Também na Jurisprudência encontramos inúmeros Acórdãos no sentido de que a violação do formal princípio do contraditório do art. 3º, nº3 do CPC dá origem, não uma nulidade processual nos termos do artigo 195º, mas a uma nulidade do próprio acórdão, por excesso de pronúncia, nos termos do artigo 615º, nº1, al. d) – cfr, entre outros, Acórdãos do STJ de 22-02-2017, relatado por Chambel Mourisco, de 13-10-2020, relatado por António Magalhães, de 16-12-2021, relatado por Luís Espírito Santo, e de 07-06-2022, relatado por Ricardo Costa; Ac. do TRE de 25-09-2014, relatado por Francisco Xavier, Ac. do TRL de 11-07-2019, relatado por Micaela Sousa, Ac. do TRP de 20-05-2020[24].
Por fim, é ainda apontada a possibilidade de uma quarta via, que considerando que a o contraditório é um direito processual fundamental, a falta da sua atuação concretiza um mau exercício dos poderes do juiz, pelo que uma sentença proferida nessas condições pode considera-se ferida de nulidade extra-, um vício da sentença que deve ser feito valer pela via do recurso[25].”
[9] Neste sentido, entre outros, Ac. do TRC de 03-05-2021, relatado por Moreira do Carmo, disponível in www.dgsi.pt.
[10] Acórdão do STJ de 22-02-2017, disponível in www.dgsi.pt.
[11] “Código Civil Anotado”, Vol. V, reimpressão, Coimbra-1984, p. 424.
[12] “Noções Elementares de Processo Civil Anotado”, Coimbra Editora, p. 424.
[13] “Direito Processual Civil Declaratório, Vol. III, Almedina, p. 133.
[14] “Manual de Processo Civil”, Coimbra Editora, p. 372 e ss.
[15] Na jurisprudência, cfr.
[16] Cfr., “Nulidades do processo e nulidades da sentença: em busca da clareza necessária”, disponível in https://blogippc.blogspot.com/2020/09/nulidades-do-processo-e-nulidades-da.html .
[17] João de Castro Mendes e Miguel Teixeira de Sousa, “Manual do Processo Civil”, AAFDL Editora - 2022, Vol. I, p.628.
[18] João de Castro Mendes e Miguel Teixeira de Sousa, obra citada, pp. 632-633.
[19] Neste sentido de que a violação do principio do contraditório do art. 3º, nº3 do CPC, dá origem, não a uma nulidade processual nos termos do artigo 195º, mas a uma nulidade do próprio acórdão, por excesso de pronuncia, nos termos do artigo 615º, nº1, al. d), se pronunciou também o Acórdão do STJ de 13-10-2020, relatado por António Magalhães, disponível in www.dgsi.pt.
[20] “Nulidades do processo e nulidades da sentença: em busca da clareza necessária”, disponível in https://blogippc.blogspot.com/2020/09/nulidades-do-processo-e-nulidades-da.html.
[21] “Recursos no Novo Código de Processo Civil”, 3ª ed., 2016, Almedina, pp. 24-25.
[22] Em igual sentido, António Abrantes Geraldes, Paulo Pimenta e Luís Filipe Pires de Sousa, “Código de Processo Civil Anotado, Vol. I, Almedina, p.. 20-21.
[23] “Manual do Recurso Civil”, Vol. I, AAFDL Editora, pp. 90-91.
[24] Todos disponíveis in www.dgsi.pt. José Lebre de Freitas e Isabel Alexandre, comentando o citado acórdão do TRE de 25-09-2014, considerou que sendo este entendimento menos rigoroso, é louvável, na medida em que enforma de uma compreensão inteligente da razão de ser dos ónus processuais – “Código de Processo Civil Anotado”, Vol. 2º, 3ª ed., Almedina, pp. 739-740.
[25] Luís Correia de Mendonça, “O Contraditório e a Proibição das Decisões Surpresa”, disponível in https://portal.oa.pt/media/135588/luis-correia-de-mendonca.pdf.
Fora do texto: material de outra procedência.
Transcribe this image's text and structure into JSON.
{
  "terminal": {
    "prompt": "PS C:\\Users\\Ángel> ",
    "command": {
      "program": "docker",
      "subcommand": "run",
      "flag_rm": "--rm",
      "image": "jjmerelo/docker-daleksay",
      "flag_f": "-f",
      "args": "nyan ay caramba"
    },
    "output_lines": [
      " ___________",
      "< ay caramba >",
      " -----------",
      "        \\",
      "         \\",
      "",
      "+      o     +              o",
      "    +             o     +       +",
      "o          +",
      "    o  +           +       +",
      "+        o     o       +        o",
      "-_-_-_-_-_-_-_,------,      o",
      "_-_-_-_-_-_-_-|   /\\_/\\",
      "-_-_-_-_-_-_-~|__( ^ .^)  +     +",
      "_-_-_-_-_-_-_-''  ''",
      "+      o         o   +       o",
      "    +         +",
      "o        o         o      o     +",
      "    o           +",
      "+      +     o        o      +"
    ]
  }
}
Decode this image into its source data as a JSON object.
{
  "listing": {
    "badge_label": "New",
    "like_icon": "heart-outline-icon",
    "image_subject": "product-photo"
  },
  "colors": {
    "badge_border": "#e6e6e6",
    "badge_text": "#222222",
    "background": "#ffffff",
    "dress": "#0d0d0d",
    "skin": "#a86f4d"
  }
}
Estamos com a maioria da jurisprudência e consideramos que existe nulidade da própria decisão, por excesso de pronúncia, nos termos do artigo 615º, nº1, al. d) do CPC.

Tendo sido proferida decisão que considerou que a prova do não pagamento competia à A. (depois do mesmo julgador ter decidido, em despacho intercalar de 7-03-2024, e na sequência de um requerimento de prova, em sentido contrário, ou seja, que o ónus da prova do pagamento pertencia ao R, facto até corroborado pela forma como foi indicado o tema de prova que, a nosso ver, não deveria ser” pagamento do preço declarado na escritura de cessão de quotas outorgada em 11 de maio de 2012, pela cessão da quota da Autora na sociedade “A..., Lda.” ao Réu, mas antes, não pagamento do preço) impunha-se que esta fosse ouvida.
Não nos parece que se possa dizer que este acto era inócuo.
Não vamos tomar expressa posição sobre o caso, sob pena de excesso de pronúncia. Porém, não podemos deixar de dizer que a jurisprudência não é unânime quanto a esta matéria, tendo havido da parte dos Tribunais uma procura no sentido de atenuar a força probatória da confissão extrajudicial, mesmo que feita em documento escrito dirigido à parte contrária, em prol da verdade material. Por último, parece-nos que da circunstância do R. ter alegado que o pagamento foi em dinheiro, não invalida que se indague se esse montante saiu das contas bancárias.
Porém, a violação daquele princípio, não fica sanada com o mero conhecimento, por parte da Recorrente, pós decisão e pós julgamento, de que a prova do não pagamento lhe competia.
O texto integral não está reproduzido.